Towards the turn of the century the library required repairs and upgrades, and the town of Puyallup requested funding from Andrew Carnegie for the creation of a new library. On February 15, 1912 Carnegie offered the town $12,500 on the condition they pay an annual 10% upkeep and maintenance fee. The town accepted the grant and the new Carnegie library, designed by Roland E. Borhek in the Georgian style, officially opened on February 11, 1913.

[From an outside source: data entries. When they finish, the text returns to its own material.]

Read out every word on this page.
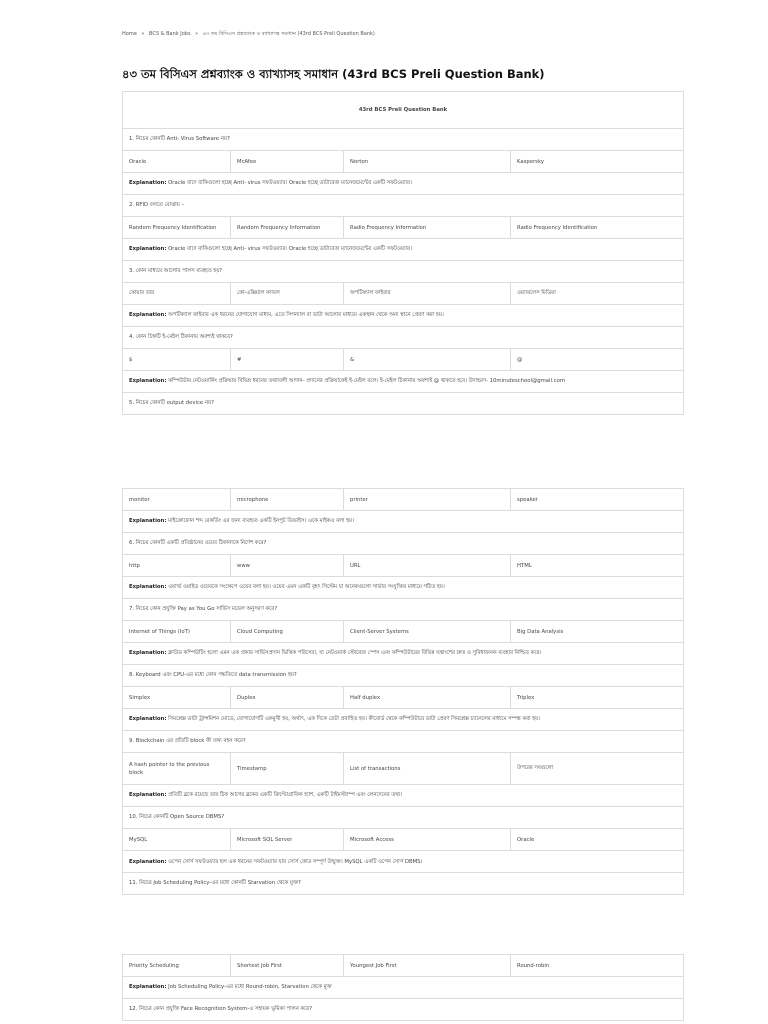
Home » BCS & Bank Jobs » ৪৩ তম বিসিএস প্রশ্নব্যাংক ও ব্যাখ্যাসহ সমাধান (43rd BCS Preli Question Bank)
৪৩ তম বিসিএস প্রশ্নব্যাংক ও ব্যাখ্যাসহ সমাধান (43rd BCS Preli Question Bank)
43rd BCS Preli Question Bank			
1. নিচের কোনটি Anti- Virus Software নয়?			
Oracle	McAfee	Norton	Kaspersky
Explanation: Oracle বাদে বাকিগুলো হচ্ছে Anti- virus সফটওয়্যার। Oracle হচ্ছে ডাটাবেজ ম্যানেজমেন্টের একটি সফটওয়্যার।			
2. RFID বলতে বোঝায় –			
Random Frequency Identification	Random Frequency Information	Radio Frequency Information	Radio Frequency Identification
Explanation: Oracle বাদে বাকিগুলো হচ্ছে Anti- virus সফটওয়্যার। Oracle হচ্ছে ডাটাবেজ ম্যানেজমেন্টের একটি সফটওয়্যার।			
3. কোন মাধ্যমে আলোর পালস ব্যবহৃত হয়?			
কোয়ার তার	কো-এক্সিয়াল ক্যাবল	অপটিক্যাল ফাইবার	ওয়্যারলেস মিডিয়া
Explanation: অপটিক্যাল ফাইবার এক ধরনের যোগাযোগ মাধ্যম, এতে সিগন্যাল বা ডাটা আলোর মাধ্যমে একস্থান থেকে অন্য স্থানে প্রেরণ করা হয়।			
4. কোন চিহ্নটি ই-মেইল ঠিকানায় অবশ্যই থাকবে?			
$	#	&	@
Explanation: কম্পিউটার নেটওয়ার্কিং প্রক্রিয়ায় বিভিন্ন ধরনের তথ্যাবলী আদান- প্রদানের প্রক্রিয়াকেই ই-মেইল বলে। ই-মেইল ঠিকানায় অবশ্যই @ থাকতে হবে। উদাহরণ- 10minuteschool@gmail.com			
5. নিচের কোনটি output device নয়?			
monitor	microphone	printer	speaker
Explanation: মাইক্রোফোন শব্দ রেকর্ডিং এর জন্য ব্যবহৃত একটি ইনপুট ডিভাইস। একে মাইকও বলা হয়।			
6. নিচের কোনটি একটি প্রতিষ্ঠানের ওয়েব ঠিকানাকে নির্দেশ করে?			
http	www	URL	HTML
Explanation: ওয়ার্ল্ড ওয়াইড ওয়েবকে সংক্ষেপে ওয়েব বলা হয়। ওয়েব এমন একটি বৃহৎ সিস্টেম যা অনেকগুলো সার্ভার সংযুক্তির মাধ্যমে গঠিত হয়।			
7. নিচের কোন প্রযুক্তি Pay as You Go সার্ভিস মডেল অনুসরণ করে?			
Internet of Things (IoT)	Cloud Computing	Client-Server Systems	Big Data Analysis
Explanation: ক্লাউড কম্পিউটিং হলো এমন এক প্রকার সার্ভিসপ্রদান ভিত্তিক পরিসেবা, যা নেটওয়ার্ক স্টোরেজ স্পেস এবং কম্পিউটারের বিভিন্ন যন্ত্রাংশের দ্রুত ও সুবিধাজনক ব্যবহার নিশ্চিত করে।			
8. Keyboard এবং CPU-এর মধ্যে কোন পদ্ধতিতে data transmission হয়?			
Simplex	Duplex	Half duplex	Triplex
Explanation: সিমপ্লেক্স ডাটা ট্রান্সমিশন মোডে, যোগাযোগটি একমুখী হয়, অর্থাৎ, এক দিকে ডেটা প্রবাহিত হয়। কীবোর্ড থেকে কম্পিউটারে ডাটা প্রেরণ সিমপ্লেক্স চ্যানেলের মাধ্যমে সম্পন্ন করা হয়।			
9. Blockchain এর প্রতিটি block কী তথ্য বহন করে?			
A hash pointer to the previous block	Timestamp	List of transactions	উপরের সবগুলো
Explanation: প্রতিটি ব্লকে রয়েছে তার ঠিক আগের ব্লকের একটি ক্রিপ্টোগ্রাফিক হ্যাশ, একটি টাইমস্ট্যাম্প এবং লেনদেনের তথ্য।			
10. নিচের কোনটি Open Source DBMS?			
MySQL	Microsoft SQL Server	Microsoft Access	Oracle
Explanation: ওপেন সোর্স সফটওয়্যার হল এক ধরনের সফটওয়্যার যার সোর্স কোড সম্পূর্ণ উন্মুক্ত। MySQL একটি ওপেন সোর্স DBMS।			
11. নিচের Job Scheduling Policy-এর মধ্যে কোনটি Starvation থেকে মুক্ত?			
Priority Scheduling	Shortest Job First	Youngest Job First	Round-robin
Explanation: Job Scheduling Policy-এর মধ্যে Round-robin, Starvation থেকে মুক্ত
12. নিচের কোন প্রযুক্তি Face Recognition System-এ সহায়ক ভূমিকা পালন করে?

The Carnegie library was in operation until the 1950s when it was deemed by the county to be unsafe due to the bowing of the second floor from the weight of the books. Despite the razing of the building the library system hosted a 100-year celebration of the original library in 2013 and attempted to raise $12,000 to match the original grant for library use.

===Modern library===
After 50 years, the Carnegie Library was replaced by new 11,622 sqft replacement library building paid for by a voter-approved $210,000 bond. Another bond was approved by voters on September 14, 1999 to again reconstruct the library facility, expanding its total size to 39,500 sqft. This current library opened in 2002. Along with the new renovation the library constructed a local history room, which is opened to the public once a month. The room contains local history back to the founding of the town in the late 1800s, copies of the newspaper from 1903, and other genealogical records from the town's first settlers.